The phosphorylation sites identified in both data sets are of greater interest, as they might be associated with common pathways that respond to multiple DNA insults, or they could represent an activation cascade of multiple members of the PIKK family in response to specific DNA-damage insults. For instance, in response to double-strand breaks, ATM and DNA-PK activation is followed by subsequent ATR activation via both ATM-dependent and -independent mechanisms (Matsuoka et al., 2007
). To unravel the kinase dependency of selected phosphorylation sites, biochemical perturbation was combined with quantitative MS to identify common nodes and potential PIKK-specific substrate candidates from these two studies. Specifically, to identify ATM-dependent phosphorylation events, cells were treated with IR in the presence of KU-55933, a specific ATM inhibitor; to identify ATM-dependent phosphorylation events, ATR-deficient Seckel cells were treated with UV. Approximately 70% of the sites that were diminished in the UV-irradiated Seckel cells were also upregulated in the general cellular response to IR and, therefore, likely represent ATR-dependent sites phosphorylated in response to either UV- or IR-induced DNA damage, possibly through the sequential activation of ATR by ATM in the latter case. Interestingly, two ATR-dependent sites, one on EYA3, a phosphatase involved in organogenesis, and one on SMC1, a member of the cohesin complex, are also ATM-dependent. This finding suggests that these proteins might be shared nodes in the cellular response to different forms of DNA damage, activated by both ATM and ATR. Although SMC1 was previously implicated as a substrate for both ATM and ATR kinases, with kinase dependency linked to the extent of DNA damage (Wakeman and Xu, 2006
), EYA3 is a newly defined common node whose role in regulating the DDR remains undetermined. In addition to these common nodes, the splicing factor SFRS14 was found to be ATR dependent in the UV study and ATM independent in the IR study. SFRS14 is, therefore, likely to be an ATR-specific substrate involved in both UV- and IR-activated DDR in an ATM-independent fashion.

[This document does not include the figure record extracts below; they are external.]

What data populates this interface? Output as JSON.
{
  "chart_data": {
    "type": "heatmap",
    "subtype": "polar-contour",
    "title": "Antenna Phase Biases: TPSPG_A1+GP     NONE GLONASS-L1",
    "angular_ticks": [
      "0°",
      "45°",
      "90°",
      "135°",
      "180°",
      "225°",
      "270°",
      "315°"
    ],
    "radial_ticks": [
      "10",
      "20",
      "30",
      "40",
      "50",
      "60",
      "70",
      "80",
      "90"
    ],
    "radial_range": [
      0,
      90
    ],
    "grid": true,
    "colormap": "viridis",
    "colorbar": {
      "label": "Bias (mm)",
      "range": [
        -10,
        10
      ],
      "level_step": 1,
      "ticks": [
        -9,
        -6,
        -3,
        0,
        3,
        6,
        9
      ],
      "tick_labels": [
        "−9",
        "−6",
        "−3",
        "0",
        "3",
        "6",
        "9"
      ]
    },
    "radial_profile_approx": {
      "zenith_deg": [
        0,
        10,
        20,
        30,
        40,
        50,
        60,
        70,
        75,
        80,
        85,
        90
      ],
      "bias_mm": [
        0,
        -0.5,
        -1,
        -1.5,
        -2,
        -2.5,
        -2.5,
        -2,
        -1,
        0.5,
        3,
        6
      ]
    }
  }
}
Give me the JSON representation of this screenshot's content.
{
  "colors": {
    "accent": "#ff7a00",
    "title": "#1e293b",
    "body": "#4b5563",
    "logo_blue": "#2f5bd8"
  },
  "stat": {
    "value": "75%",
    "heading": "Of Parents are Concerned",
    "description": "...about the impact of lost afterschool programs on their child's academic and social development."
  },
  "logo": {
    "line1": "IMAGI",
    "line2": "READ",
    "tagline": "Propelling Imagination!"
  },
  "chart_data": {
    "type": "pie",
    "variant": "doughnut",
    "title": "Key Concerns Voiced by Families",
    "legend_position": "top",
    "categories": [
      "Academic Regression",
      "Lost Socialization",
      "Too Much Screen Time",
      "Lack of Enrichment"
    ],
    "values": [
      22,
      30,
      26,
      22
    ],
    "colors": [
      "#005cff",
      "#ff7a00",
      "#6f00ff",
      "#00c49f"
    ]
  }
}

Unfortunately neither of these phosphoproteomic analyses were performed to saturation (only 18 SQ/TQ phosphorylation sites were quantified from UV-treated Seckel cells), and therefore, the mechanistic insights from these studies are limited. However, this small amount of data already highlights the ability of phosphoproteomic screening, when combined with multiple biological perturbations, to identify well-characterized mechanistic relationships and to define novel linkages. Subsequent directed biological experiments should clarify the mechanistic role(s) for such proteins. Likewise, more extensive analysis of these biological systems will identify additional nodes that are common or distinct to the various PIKK family members. In this manner, functional characterization of the hundreds of potential substrates can facilitate greater understanding of how this complex network is regulated. This information will be critical in understanding the contribution of the DDR to cancer etiology and for selecting potential targets to overcome resistance to DNA-damaging chemotherapeutics in cancer patients.